Рассказывала Коле мать про его дедушку, её покойного свёкра, так:

– Человек, Алексей Павлович, был строгий через край, но верушший. И Бога-то он очень чтил, но богатство, которого всю свою жизнь достичь мечтал – и золото даже мыл здесь, по малым речкам, и за Ислень, на Кряж, ходил куда-то, – почитал превыше всего Божественного. Так умудрялся, себе как будто не перечил. Ради выгоды шёл он, Алексей Павлович, царство ему небёсное, сказать-то страшно, наперекор Богу, а с дьяволом под ручку, как с подружкой, и с грехом при этом не считаясь. "Грех, – говаривал он, – не беда, можно покаяться, Бог милостив, лишь бы прибыль была от греха". В Бога-то Алексей Павлович, конечно, верил, ну а грешил-то уж изрядно. Про всё не скажешь. Господь ему судья. Так говорю, как оно было.
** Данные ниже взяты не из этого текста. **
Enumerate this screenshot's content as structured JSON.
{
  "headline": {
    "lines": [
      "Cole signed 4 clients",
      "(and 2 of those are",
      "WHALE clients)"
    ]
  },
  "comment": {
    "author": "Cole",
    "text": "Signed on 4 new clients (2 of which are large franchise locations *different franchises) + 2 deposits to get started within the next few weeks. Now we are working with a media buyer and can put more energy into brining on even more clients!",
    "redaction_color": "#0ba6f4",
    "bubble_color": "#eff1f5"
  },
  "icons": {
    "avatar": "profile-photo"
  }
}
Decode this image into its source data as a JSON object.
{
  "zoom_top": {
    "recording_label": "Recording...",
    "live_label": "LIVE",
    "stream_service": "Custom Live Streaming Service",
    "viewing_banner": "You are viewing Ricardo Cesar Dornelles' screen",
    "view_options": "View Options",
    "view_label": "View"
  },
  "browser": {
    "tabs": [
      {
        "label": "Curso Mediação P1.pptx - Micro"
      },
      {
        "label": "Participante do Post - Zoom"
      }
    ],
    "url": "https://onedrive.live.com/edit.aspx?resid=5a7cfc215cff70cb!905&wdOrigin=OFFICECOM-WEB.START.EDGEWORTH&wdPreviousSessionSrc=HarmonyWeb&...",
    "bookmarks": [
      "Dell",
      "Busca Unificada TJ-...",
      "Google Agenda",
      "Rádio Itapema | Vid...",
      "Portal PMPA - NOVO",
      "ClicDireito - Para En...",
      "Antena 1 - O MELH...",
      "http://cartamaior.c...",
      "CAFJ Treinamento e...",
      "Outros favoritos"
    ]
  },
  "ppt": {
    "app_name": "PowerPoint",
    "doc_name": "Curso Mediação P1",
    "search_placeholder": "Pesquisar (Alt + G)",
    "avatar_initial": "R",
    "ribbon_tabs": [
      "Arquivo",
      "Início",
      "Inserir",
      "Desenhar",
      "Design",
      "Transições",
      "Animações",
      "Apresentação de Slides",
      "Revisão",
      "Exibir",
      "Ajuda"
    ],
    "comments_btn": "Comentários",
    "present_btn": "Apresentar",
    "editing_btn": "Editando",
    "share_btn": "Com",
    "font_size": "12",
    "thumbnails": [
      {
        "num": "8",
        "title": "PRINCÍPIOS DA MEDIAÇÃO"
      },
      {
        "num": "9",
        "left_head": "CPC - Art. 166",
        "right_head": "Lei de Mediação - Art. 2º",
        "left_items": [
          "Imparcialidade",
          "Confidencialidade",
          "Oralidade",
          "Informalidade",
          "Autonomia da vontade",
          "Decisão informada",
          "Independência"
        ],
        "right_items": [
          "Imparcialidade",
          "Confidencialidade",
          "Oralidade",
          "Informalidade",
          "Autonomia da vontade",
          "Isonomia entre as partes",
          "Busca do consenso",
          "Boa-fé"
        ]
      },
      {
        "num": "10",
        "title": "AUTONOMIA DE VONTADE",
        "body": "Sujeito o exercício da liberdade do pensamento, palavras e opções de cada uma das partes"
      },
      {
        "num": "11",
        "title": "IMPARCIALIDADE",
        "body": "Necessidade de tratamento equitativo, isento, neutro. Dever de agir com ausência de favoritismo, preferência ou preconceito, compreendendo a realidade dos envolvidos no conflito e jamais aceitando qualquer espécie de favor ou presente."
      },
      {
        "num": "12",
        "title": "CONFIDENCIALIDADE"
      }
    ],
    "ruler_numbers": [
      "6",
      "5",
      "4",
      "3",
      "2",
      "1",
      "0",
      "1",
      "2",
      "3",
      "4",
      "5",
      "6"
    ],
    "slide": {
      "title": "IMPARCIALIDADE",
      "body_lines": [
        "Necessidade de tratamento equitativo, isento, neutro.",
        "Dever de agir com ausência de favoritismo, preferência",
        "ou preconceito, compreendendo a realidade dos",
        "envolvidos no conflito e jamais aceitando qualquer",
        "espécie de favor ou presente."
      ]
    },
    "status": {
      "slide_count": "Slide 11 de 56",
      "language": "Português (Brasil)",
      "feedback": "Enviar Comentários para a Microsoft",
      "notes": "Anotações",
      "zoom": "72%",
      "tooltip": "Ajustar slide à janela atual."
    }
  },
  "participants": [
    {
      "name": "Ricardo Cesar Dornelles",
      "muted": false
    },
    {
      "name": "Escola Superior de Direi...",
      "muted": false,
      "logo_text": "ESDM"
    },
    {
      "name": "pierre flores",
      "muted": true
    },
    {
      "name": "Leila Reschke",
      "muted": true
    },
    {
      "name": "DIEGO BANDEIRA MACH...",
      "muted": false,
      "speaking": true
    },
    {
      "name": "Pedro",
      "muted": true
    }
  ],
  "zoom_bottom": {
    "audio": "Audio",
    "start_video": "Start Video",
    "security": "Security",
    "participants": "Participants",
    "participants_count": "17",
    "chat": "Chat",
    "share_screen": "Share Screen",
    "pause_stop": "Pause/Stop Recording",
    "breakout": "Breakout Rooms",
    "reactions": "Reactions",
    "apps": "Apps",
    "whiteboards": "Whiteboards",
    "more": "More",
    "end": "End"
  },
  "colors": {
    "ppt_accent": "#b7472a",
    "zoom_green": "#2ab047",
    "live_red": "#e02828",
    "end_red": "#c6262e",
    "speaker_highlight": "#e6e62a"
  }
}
Чтобы на охоте, а он охотник был заядлый и рыбак, но у него беда с хозяйством-то, на это мало было досугу, в редкие дни лишь вырывался, – рассказывала Галина Харитоновна про Алексея Павловича дальше, – дак чтобы выстрелов-то не было помимо цели, тайком он от чужого глаза, в воскресный день, во время церковного богослужения, церковь же тут ещё была, в Ялане, стрелял в… просфору… тут, у себя, конечно, в огороде. Помилуй, Господи. А перед тем как сесть за стол играть в карты, разные мужики тут собирались, ссыльные, в основном-то, каторжане, выходил он, покойничек, в сени, будто по нужде, воды попить ли, впотьмах снимал с себя нательный крестик и клал его временно в сапог под пятку, пока играли-то. Хоть это и не всегда ему помогало, бывало, что проигрывался до портков, но от такой вот дерзости он не отказывался. В пасхальную обедню, это уж мне свекровь о нём рассказывала, отбивал поклоны Алексей Павлович усердно, но только поп Семён произнесёт Христос воскресе, заместо воистину примется приговаривать шепотом: "У меня двадцать одно!" – рядом она, свекровь, стояла, дак и слышала. И был уверен, что, уговорившись с дьяволом и угодив ему, он, Алексей Павлович, будет до следующей Пасхи в постоянном выигрыше. Вот, милый мой, такие мы бывам.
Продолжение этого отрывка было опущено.